Jimmy Carter, “Progressive” Evangelicals, And The Religious Right
Pepperdine University’s Washington, DC program honored the late U.S. Sen. Mark Hatfield (R-Oregon) in a Senate conference room on October 22 with speaker Randall Balmer, historian of evangelicals, Episcopal priest and Chairman of Dartmouth College’s Religion Department. Balmer’s lecture examined the history of evangelicalism’s — both liberal and conservative — effect on former President Jimmy Carter’s political success and failures.
“How it is that the very [evangelical] people who helped catapult [Carter] to the White House in 1976 turned so drastically…rapidly against him four years later?” questioned Balmer, who is currently working on a book addressing Carter’s faith and the presidency.
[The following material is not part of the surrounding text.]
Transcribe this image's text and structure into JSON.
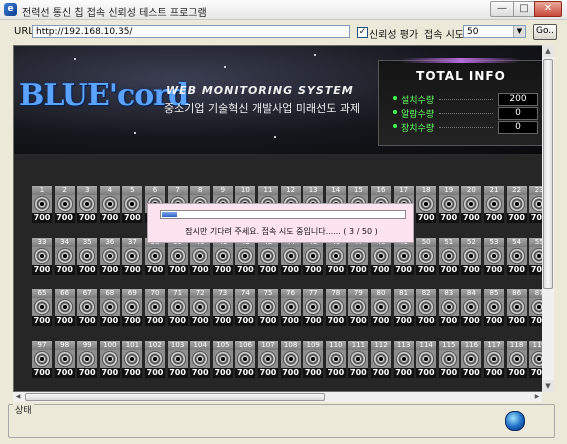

Balmer explained that the impetus behind his book really began while he was in college shortly after Carter arrived on the national scene. “Here was someone who claimed to be a born-again Christian and isn’t ashamed to say so, which at that time was a rather new thing, at least for us evangelicals in the Midwest.”
Once, when the former President was asked about faith’s compatibility with politics, Balmer relayed that Carter responded, “I think every one of us in our own lives has inherit conflicts built in as we equate our Christian beliefs with our worldly responsibilities.”
Similarly, “In positioning himself for the presidential campaign, Carter frequently invoked the vocabulary of evangelicals. As a born-again Christian, he told reporters for the National Courier, ‘I don’t want anything that is not God’s will for my life.’”
Balmer continued: “Carter began his campaign for the presidency during the mid-70s under paradox and duplicities. Despite the fact that Carter had courted segregationists for his second and successful gubernatorial campaign, the media seized on Carter’s inauguration as a transitional moment for the South.”
During the same time that Carter was on the political rise, a revived emergence of “progressive” evangelicalism began to surface, due in part, to the “popular revulsion against Richard Nixon,” said Dr. Balmer.
Progressive evangelicals gathered over Thanksgiving weekend at the Chicago YMCA in 1973 to draft the Declaration of Evangelical Social Concern. Among the attendees was Jim Wallis, Ron Sider, Robert Weber, William and Ruth Bentley, John Howard Yoder and, somewhat reluctantly, the founding editor of Christianity Today, Carl F.H. Henry. The group gathered, Balmer said, “to emphasize social sins as vigorously as personal sins” to denounce the nation’s reliance on the military, the materialism of culture, racism, male domination and the lack of concern for the poor.